<第3話>相撲史名勝負三番 2013/5/25

これまで半世紀以上にわたって、数々の名勝負を見てきましたが、なかでも忘れられない名勝負を三番挙げてみましょう。

◆栃錦×若乃花(初代)…昭和28年春場所

大相撲の第1期黄金時代を支えた栃錦と若乃花。両者の対決は毎場所、激しい攻防が繰り広げられ名勝負を演じた

大相撲の第1期黄金時代、いわゆる「栃若時代」を築いたのが、栃錦と若乃花です。それまで大相撲は力を誇示するものと思われていましたが、2人はさまざまな技を駆使して、ファンを魅了してくれました。
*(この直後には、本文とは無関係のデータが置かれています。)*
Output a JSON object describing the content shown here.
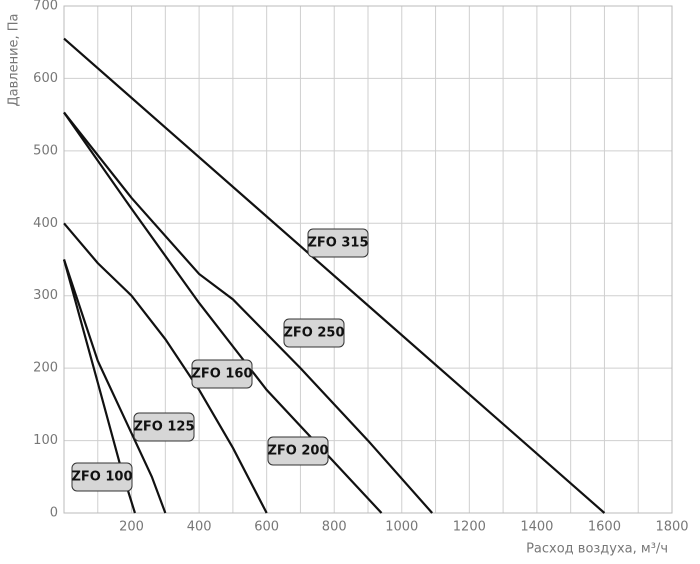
{
  "chart_data": {
    "type": "line",
    "ylabel": "Давление, Па",
    "xlabel": "Расход воздуха, м³/ч",
    "xlim": [
      0,
      1800
    ],
    "ylim": [
      0,
      700
    ],
    "xticks": [
      200,
      400,
      600,
      800,
      1000,
      1200,
      1400,
      1600,
      1800
    ],
    "xminor": [
      100,
      300,
      500,
      700,
      900,
      1100,
      1300,
      1500,
      1700
    ],
    "yticks": [
      0,
      100,
      200,
      300,
      400,
      500,
      600,
      700
    ],
    "grid": true,
    "series": [
      {
        "name": "ZFO 315",
        "color": "#111111",
        "x": [
          0,
          1600
        ],
        "values": [
          655,
          0
        ]
      },
      {
        "name": "ZFO 250",
        "color": "#111111",
        "x": [
          0,
          200,
          400,
          500,
          700,
          900,
          1090
        ],
        "values": [
          553,
          435,
          330,
          295,
          200,
          100,
          0
        ]
      },
      {
        "name": "ZFO 200",
        "color": "#111111",
        "x": [
          0,
          200,
          400,
          600,
          800,
          940
        ],
        "values": [
          553,
          420,
          290,
          170,
          70,
          0
        ]
      },
      {
        "name": "ZFO 160",
        "color": "#111111",
        "x": [
          0,
          100,
          200,
          300,
          400,
          500,
          600
        ],
        "values": [
          400,
          345,
          300,
          240,
          170,
          90,
          0
        ]
      },
      {
        "name": "ZFO 125",
        "color": "#111111",
        "x": [
          0,
          100,
          200,
          260,
          300
        ],
        "values": [
          350,
          210,
          110,
          50,
          0
        ]
      },
      {
        "name": "ZFO 100",
        "color": "#111111",
        "x": [
          0,
          100,
          170,
          210
        ],
        "values": [
          350,
          180,
          60,
          0
        ]
      }
    ]
  }
}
2人とも小兵で、身長は栃錦が176cm、若乃花が178.5cm、体重は両者とも100kg前後。2人の取組は、つねに技を掛け合いながら土俵狭しと動き回る相撲で、昭和28年の春場所も互いに自分の形を作ろうと、前さばきの応酬から始まりました。

まわしを切ったり、もろ差しを狙ったり、投げを打ったりと攻防が繰り返されます。栃錦は途中で元結が切れて、ざんばら髪になりながらも動き回っていましたね。この相撲は水入りとなる大熱戦の末、栃錦が左の外掛けで勝ちました。
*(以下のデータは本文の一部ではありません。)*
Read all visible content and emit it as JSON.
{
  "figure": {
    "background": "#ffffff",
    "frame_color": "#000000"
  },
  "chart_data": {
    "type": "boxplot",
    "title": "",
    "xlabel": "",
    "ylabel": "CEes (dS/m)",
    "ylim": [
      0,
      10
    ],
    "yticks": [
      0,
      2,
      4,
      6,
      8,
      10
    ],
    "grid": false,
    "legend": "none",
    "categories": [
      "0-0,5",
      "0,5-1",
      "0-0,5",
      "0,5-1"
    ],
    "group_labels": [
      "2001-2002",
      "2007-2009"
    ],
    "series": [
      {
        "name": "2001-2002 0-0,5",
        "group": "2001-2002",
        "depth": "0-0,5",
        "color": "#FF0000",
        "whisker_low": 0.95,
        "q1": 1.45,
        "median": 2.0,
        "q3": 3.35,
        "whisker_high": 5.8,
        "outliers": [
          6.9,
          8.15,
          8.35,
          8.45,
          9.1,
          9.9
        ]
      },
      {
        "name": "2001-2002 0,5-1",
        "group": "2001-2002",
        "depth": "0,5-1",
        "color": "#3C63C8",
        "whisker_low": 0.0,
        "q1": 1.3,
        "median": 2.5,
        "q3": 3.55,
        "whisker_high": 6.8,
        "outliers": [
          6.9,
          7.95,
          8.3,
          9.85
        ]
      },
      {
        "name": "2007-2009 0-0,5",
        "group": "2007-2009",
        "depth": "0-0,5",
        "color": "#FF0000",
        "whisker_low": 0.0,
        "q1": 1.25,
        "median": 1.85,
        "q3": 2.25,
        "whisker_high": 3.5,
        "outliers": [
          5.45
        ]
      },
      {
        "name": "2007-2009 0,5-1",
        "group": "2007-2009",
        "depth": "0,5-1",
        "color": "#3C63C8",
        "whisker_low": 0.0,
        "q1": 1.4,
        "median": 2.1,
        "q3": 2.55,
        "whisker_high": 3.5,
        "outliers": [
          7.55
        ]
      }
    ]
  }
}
テレビ放送が始まったばかりの年に、映像として見せる相撲の面白さを彼らが植え付けてくれたという点で、やはりこの取組が1番に挙げられますね。

◆北の湖×輪島…昭和49年名古屋場所

昭和23年生まれの横綱輪島に対し、5つ年下の北の湖が横綱を目指して、勝負を挑んだ場所ですね。千秋楽に星ひとつリードされていた輪島と、これに勝てば優勝という北の湖の取組。

優勝がかかった北の湖が攻めまくるんですが、その都度、輪島が左を差し、左の下手まわしを引いて残す。結局、「黄金の左」 にものを言わせた輪島が北の湖を破って、優勝決定戦でも勝利し、逆転優勝を果たしました。
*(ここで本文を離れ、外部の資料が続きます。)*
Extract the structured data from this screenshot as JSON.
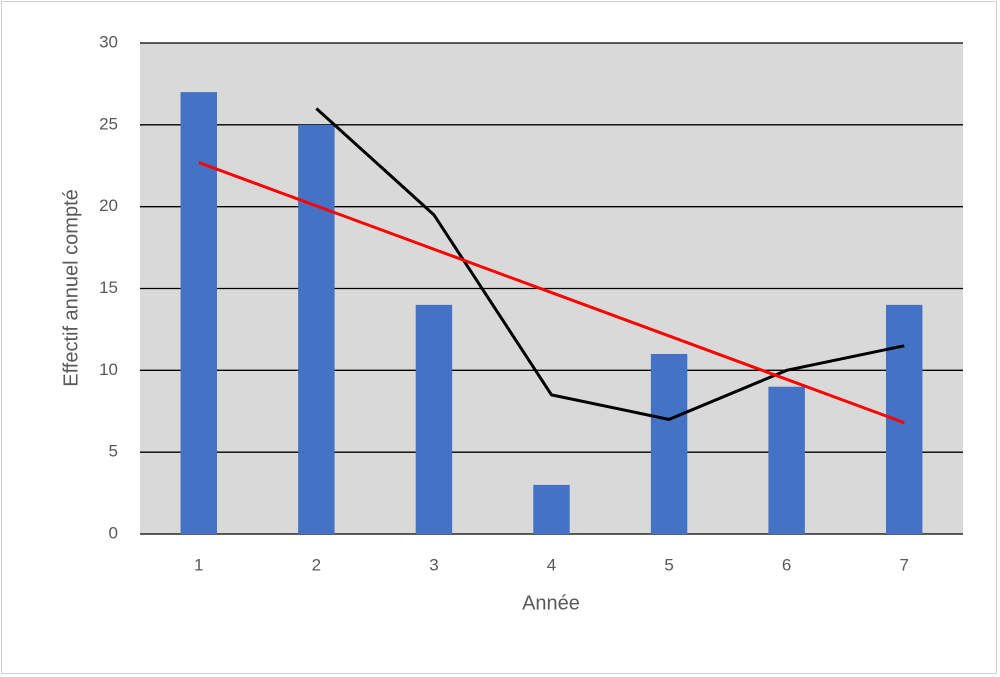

「北の怪童」と言われ、強さを誇示し始めた北の湖に、輪島が待ったをかけた場所でした。優勝を逃した北の湖でしたが、この場所後に横綱に推挙されました。この時、故郷の母親に電話をかけて「うん ほんまに横綱になったんや 母ちゃん」と伝えたというエピソードがあり、その言葉を刻んだ碑が、名古屋市熱田区の白鳥山法持寺に残されています。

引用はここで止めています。